Maria Ratschitz, Südafrika, Weihnachten 2005

Hallo alle zusammen,

 

Ich dachte mir ein kleiner Weihnachtsrundbrief wäre nicht die schlechteste Idee, schon deshalb nicht, weil ich überhaupt keine Weihnachtsgefühle und Weihnachtsstimmung habe. Es ist so anders wenn man hier bei 30 Grad sitzt und alles grünt und blüht. Und wer sich jetzt denkt „Oh toll!“, nein, das ist es nicht, ich vermisse den Schnee, einen kleinen Schnupfen und sich die kalten Füße am Kamin wärmen.

Ich hatte diese Woche Nachtschicht im Hospiz und es ist ganz anders als tags über. Es gibt zwei Patienten die immer laut und unruhig atmen und dann für kurze Zeit zum atmen aufhören, da sie zu wenig Kraft haben. In diesen Momenten schreckt man dann immer auf und sieht nach ob alles in Ordnung ist, da man denkt einer ist gestorben. Der eine Patient heißt Jabulani und die andere Makosi. Beide sind schwer krank und sehr schwach. Ich konnte bei beiden Patienten über die letzten drei Wochen richtig beobachten wie sie von Tag zu Tag schwächer werden. Speziell während der Nachtschicht, wo die Patienten jeden Tag gewaschen werden, konnte man das sehen.

Makosi hat einen schweren Durchfall und wird von Tag zu Tag dünner, sie bekommt auch immer mehr von den typischen HIV/AIDS Flecken.

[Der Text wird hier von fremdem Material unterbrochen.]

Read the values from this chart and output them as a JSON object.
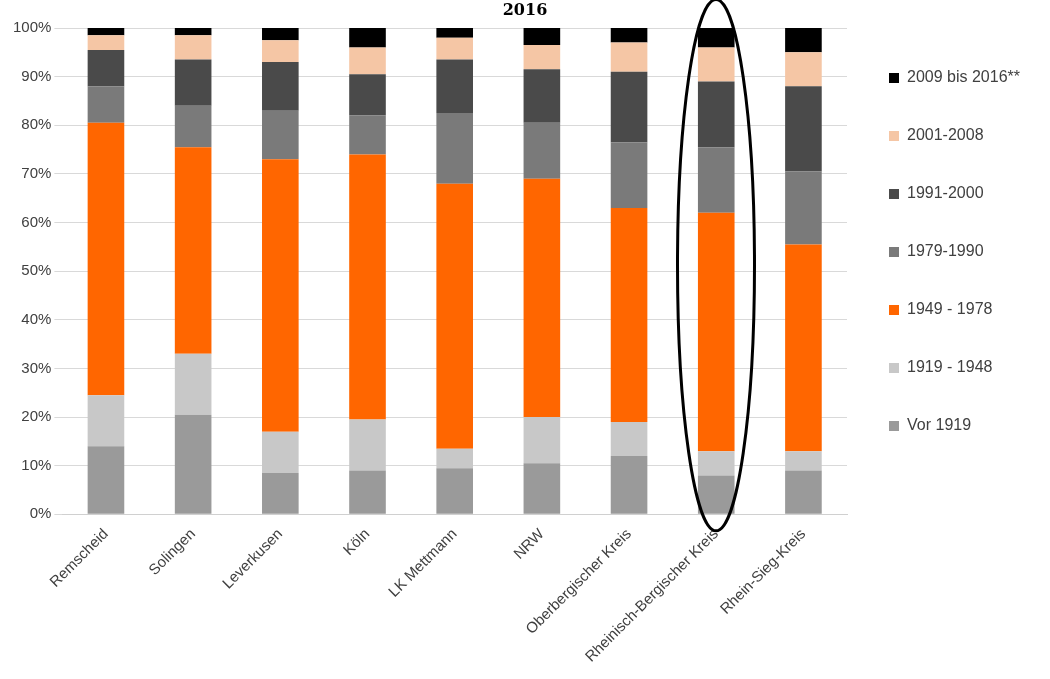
{
  "chart_data": {
    "type": "bar",
    "title": "2016",
    "stacked": true,
    "categories": [
      "Remscheid",
      "Solingen",
      "Leverkusen",
      "Köln",
      "LK Mettmann",
      "NRW",
      "Oberbergischer Kreis",
      "Rheinisch-Bergischer Kreis",
      "Rhein-Sieg-Kreis"
    ],
    "series": [
      {
        "name": "Vor 1919",
        "color": "#9a9a9a",
        "values": [
          14,
          20.5,
          8.5,
          9,
          9.5,
          10.5,
          12,
          8,
          9
        ]
      },
      {
        "name": "1919 - 1948",
        "color": "#c8c8c8",
        "values": [
          10.5,
          12.5,
          8.5,
          10.5,
          4,
          9.5,
          7,
          5,
          4
        ]
      },
      {
        "name": "1949 - 1978",
        "color": "#ff6600",
        "values": [
          56,
          42.5,
          56,
          54.5,
          54.5,
          49,
          44,
          49,
          42.5
        ]
      },
      {
        "name": "1979-1990",
        "color": "#7a7a7a",
        "values": [
          7.5,
          8.5,
          10,
          8,
          14.5,
          11.5,
          13.5,
          13.5,
          15
        ]
      },
      {
        "name": "1991-2000",
        "color": "#4a4a4a",
        "values": [
          7.5,
          9.5,
          10,
          8.5,
          11,
          11,
          14.5,
          13.5,
          17.5
        ]
      },
      {
        "name": "2001-2008",
        "color": "#f5c6a5",
        "values": [
          3,
          5,
          4.5,
          5.5,
          4.5,
          5,
          6,
          7,
          7
        ]
      },
      {
        "name": "2009 bis 2016**",
        "color": "#000000",
        "values": [
          1.5,
          1.5,
          2.5,
          4,
          2,
          3.5,
          3,
          4,
          5
        ]
      }
    ],
    "ylim": [
      0,
      100
    ],
    "yticks": [
      {
        "value": 0,
        "label": "0%"
      },
      {
        "value": 10,
        "label": "10%"
      },
      {
        "value": 20,
        "label": "20%"
      },
      {
        "value": 30,
        "label": "30%"
      },
      {
        "value": 40,
        "label": "40%"
      },
      {
        "value": 50,
        "label": "50%"
      },
      {
        "value": 60,
        "label": "60%"
      },
      {
        "value": 70,
        "label": "70%"
      },
      {
        "value": 80,
        "label": "80%"
      },
      {
        "value": 90,
        "label": "90%"
      },
      {
        "value": 100,
        "label": "100%"
      }
    ],
    "grid": "y",
    "legend": "right"
  }
}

Als Jabulani hier vor drei Wochen ankam, konnte er sich noch selbstständig waschen und aufstehen fuer einen kleinen Spaziergang. Letzte Woche konnte er nicht einmal seine Pinkelflasche halten und wir mussten ihm Windeln anziehen. Er konnte sich auch nicht mehr richtig bewegen, sogar das drehen im Bett hat geschmerzt und wir mussten ihm dabei helfen.

Es gibt aber auch schöne Dinge zu berichten, da ich ja meistens von den schlechten/traurigen Geschichten schreibe.

Wir haben einen Patienten, Patric, der jeden Tag von mir gefüttert wird. Als ich an einem Tag zu spaet kam und eine Nurse angefangen hat ihn zu füttern, hat er, nachdem er mich gesehen hat sofort das Essen von ihr verweigert und wollte von mir weiter gefüttert werden.

Ein anderer Patient, Zuelake, der nur Zulu spricht und auch so nuschelt, das ihn viele Zulus nicht verstehen, hat letztens gesagt, das ich für ihn wie ein Vater bin. Dabei sitze ich nur neben ihm und höre ihm zu, verstehen tue ich natürlich gar nichts. Aber alleine durch die Tatsache das sich einer die Zeit nimmt mit ihm zu reden (in meinem Falle nur Nicken und Lachen, wenn er lacht) und ich ihn während der Nachtschicht wasche und kleide, sieht er mich als Freund, für ihn wie einen Vater.

Das sind diese Momente, wo ich sehe das meine Arbeit nicht umsonst ist und ich spüre etwas richtig zu machen.

There I can see progress.

Es ist nichts umsonst, auch wenn es sehr oft so scheint...

Allerdings mache ich mir en paar Vorwürfe, da ich gestern mit der Nachtschicht aufgehört habe um an Weihnachten nicht die ganze Zeit müde zu sein, sondern es würdig zu feiern.

Jabulani ist diese Nacht gestorben und ich war nicht da; ich hätte ihm gerne noch die Hand gehalten und mit ihm gebetet...

 

Gesegnete Weihnachten und genießt das Beisammensein. An Weihnachten alleine sein ist nicht schön.